In the course of recovery from addiction, brain gets unstuck; areas that lost connectivity—particularly the prefrontal cortex—regain their normal neural power. People recover the ability to exert control over impulses, over feelings of craving. In the nucleus accumbens, new subsets of dopamine receptors flourish at synapses to deliver the capacity to get excited by other goals and especially by connection to others. People regain the ability to respond to more natural rewards, setting the stage for psychological growth. One of the most notable findings of brain imaging studies of addiction is the degree to which, through dopamine pathways, the prefrontal cortex is consistently dysregulated, disempowered in response to activation of the nucleus accumbens by drug cues. Brain imaging studies help explain how drug cues biologically narrow focus on the substance of abuse, motivate the drive to get it, and impair rational decision-making—brain changes that make addiction a self-perpetuating condition.

  • If not from the brain, from where do the healthy and unhealthy choices people make originate?
  • One of the biggest red flags is impaired social and occupational functioning, Koob says.
  • The brain loses the capacity to respond to other potentially rewarding activities.
  • The capacity to respond to drug cues doesn’t necessarily vanish entirely, but it is deactivated; it is overridden, no longer the only goal capable of firing up the brain, and it diminishes in importance.
  • He goes on to conclude that “generally, genetic prediction of the risk of disease (even with whole-genome sequencing data) is unlikely to be informative for most people who have a so-called average risk of developing an addiction disorder” [7].

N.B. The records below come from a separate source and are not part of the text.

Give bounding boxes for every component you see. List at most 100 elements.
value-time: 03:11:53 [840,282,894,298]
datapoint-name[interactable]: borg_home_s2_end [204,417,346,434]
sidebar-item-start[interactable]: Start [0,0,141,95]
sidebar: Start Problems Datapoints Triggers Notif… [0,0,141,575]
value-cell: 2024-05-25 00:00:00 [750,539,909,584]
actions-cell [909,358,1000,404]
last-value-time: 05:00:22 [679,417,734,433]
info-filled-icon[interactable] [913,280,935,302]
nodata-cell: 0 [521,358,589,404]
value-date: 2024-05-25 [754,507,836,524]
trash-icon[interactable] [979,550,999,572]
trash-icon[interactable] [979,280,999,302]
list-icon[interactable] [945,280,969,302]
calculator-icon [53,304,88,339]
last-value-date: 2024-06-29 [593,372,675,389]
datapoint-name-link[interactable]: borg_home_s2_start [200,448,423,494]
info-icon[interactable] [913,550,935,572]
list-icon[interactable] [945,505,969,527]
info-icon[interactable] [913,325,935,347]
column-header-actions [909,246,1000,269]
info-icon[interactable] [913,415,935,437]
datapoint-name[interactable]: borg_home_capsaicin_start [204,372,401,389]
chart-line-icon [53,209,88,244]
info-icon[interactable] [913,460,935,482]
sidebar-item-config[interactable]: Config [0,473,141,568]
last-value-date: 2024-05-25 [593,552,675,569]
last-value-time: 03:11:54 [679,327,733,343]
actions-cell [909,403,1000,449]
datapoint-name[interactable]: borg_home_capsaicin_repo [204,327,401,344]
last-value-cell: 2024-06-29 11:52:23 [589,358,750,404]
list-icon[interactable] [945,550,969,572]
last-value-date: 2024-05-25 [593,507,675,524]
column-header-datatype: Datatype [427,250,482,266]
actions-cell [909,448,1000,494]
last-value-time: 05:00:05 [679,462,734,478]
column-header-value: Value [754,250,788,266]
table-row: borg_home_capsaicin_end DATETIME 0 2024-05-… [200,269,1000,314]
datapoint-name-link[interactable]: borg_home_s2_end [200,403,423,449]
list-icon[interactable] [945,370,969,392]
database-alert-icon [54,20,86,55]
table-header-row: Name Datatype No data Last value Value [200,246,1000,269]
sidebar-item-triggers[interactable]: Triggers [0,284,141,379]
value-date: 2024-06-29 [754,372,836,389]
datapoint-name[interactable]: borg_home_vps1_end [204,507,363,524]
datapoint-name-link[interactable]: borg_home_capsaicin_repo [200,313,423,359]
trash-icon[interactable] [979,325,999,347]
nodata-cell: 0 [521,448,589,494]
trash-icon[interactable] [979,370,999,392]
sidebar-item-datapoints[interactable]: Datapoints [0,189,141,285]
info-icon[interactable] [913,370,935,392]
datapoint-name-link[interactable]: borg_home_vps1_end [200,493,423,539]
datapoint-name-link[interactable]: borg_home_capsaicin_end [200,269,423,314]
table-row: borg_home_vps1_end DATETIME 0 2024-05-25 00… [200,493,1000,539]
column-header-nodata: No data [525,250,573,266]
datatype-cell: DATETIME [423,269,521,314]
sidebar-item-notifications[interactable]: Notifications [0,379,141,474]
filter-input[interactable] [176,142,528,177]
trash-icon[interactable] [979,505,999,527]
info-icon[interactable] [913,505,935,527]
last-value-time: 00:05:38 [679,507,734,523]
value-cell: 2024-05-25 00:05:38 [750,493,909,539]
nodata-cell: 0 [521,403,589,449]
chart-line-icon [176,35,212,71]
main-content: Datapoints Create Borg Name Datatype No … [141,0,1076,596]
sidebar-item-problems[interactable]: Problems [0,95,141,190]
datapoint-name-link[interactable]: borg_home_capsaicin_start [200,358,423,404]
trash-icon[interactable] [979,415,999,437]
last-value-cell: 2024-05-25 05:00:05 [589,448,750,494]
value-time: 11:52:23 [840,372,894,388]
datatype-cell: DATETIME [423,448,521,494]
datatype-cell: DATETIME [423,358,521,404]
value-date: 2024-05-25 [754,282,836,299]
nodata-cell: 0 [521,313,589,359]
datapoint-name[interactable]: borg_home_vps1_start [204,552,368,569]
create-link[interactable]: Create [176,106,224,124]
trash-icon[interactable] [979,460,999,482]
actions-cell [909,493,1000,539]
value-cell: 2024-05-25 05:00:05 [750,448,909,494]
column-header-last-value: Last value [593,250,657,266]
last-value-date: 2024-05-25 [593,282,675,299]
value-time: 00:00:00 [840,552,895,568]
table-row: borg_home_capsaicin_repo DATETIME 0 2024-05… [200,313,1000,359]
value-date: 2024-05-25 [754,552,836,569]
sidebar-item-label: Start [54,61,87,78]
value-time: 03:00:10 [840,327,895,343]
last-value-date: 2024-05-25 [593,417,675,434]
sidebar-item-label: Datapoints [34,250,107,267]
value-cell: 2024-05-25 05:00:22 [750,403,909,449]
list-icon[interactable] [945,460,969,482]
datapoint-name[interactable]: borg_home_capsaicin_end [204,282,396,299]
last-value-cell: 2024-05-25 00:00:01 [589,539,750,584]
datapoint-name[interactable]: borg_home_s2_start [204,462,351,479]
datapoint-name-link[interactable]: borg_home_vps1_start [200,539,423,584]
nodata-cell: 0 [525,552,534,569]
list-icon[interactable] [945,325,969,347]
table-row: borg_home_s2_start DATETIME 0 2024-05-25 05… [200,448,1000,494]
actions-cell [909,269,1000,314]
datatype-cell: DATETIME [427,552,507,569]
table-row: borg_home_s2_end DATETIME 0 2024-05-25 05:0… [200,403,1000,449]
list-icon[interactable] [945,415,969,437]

A key implication of this model is that genetic susceptibility for a complex, polygenic trait is continuously distributed in the population. This may seem antithetical to a view of addiction as a distinct disease category, but the contradiction is only apparent, and one that has long been familiar to quantitative genetics. Addictive drugs, for example, can release two to 10 times the amount of dopamine that natural rewards do, and they do it more quickly and more reliably.

Some effects of drug abuse and addiction include changes in appetite, mood, and sleep patterns. More serious health issues such as cognitive decline, major organ damage, overdose, and death are also risks. Addiction to drugs while pregnant can lead to serious Top 5 Advantages of Staying in a Sober Living House outcomes for both mother and child. • the prefrontal cortex, which is the seat of such executive functions as judgment, decision-making, impulse control; it gradually weakens in response to overactivation of the reward circuits by drugs of abuse.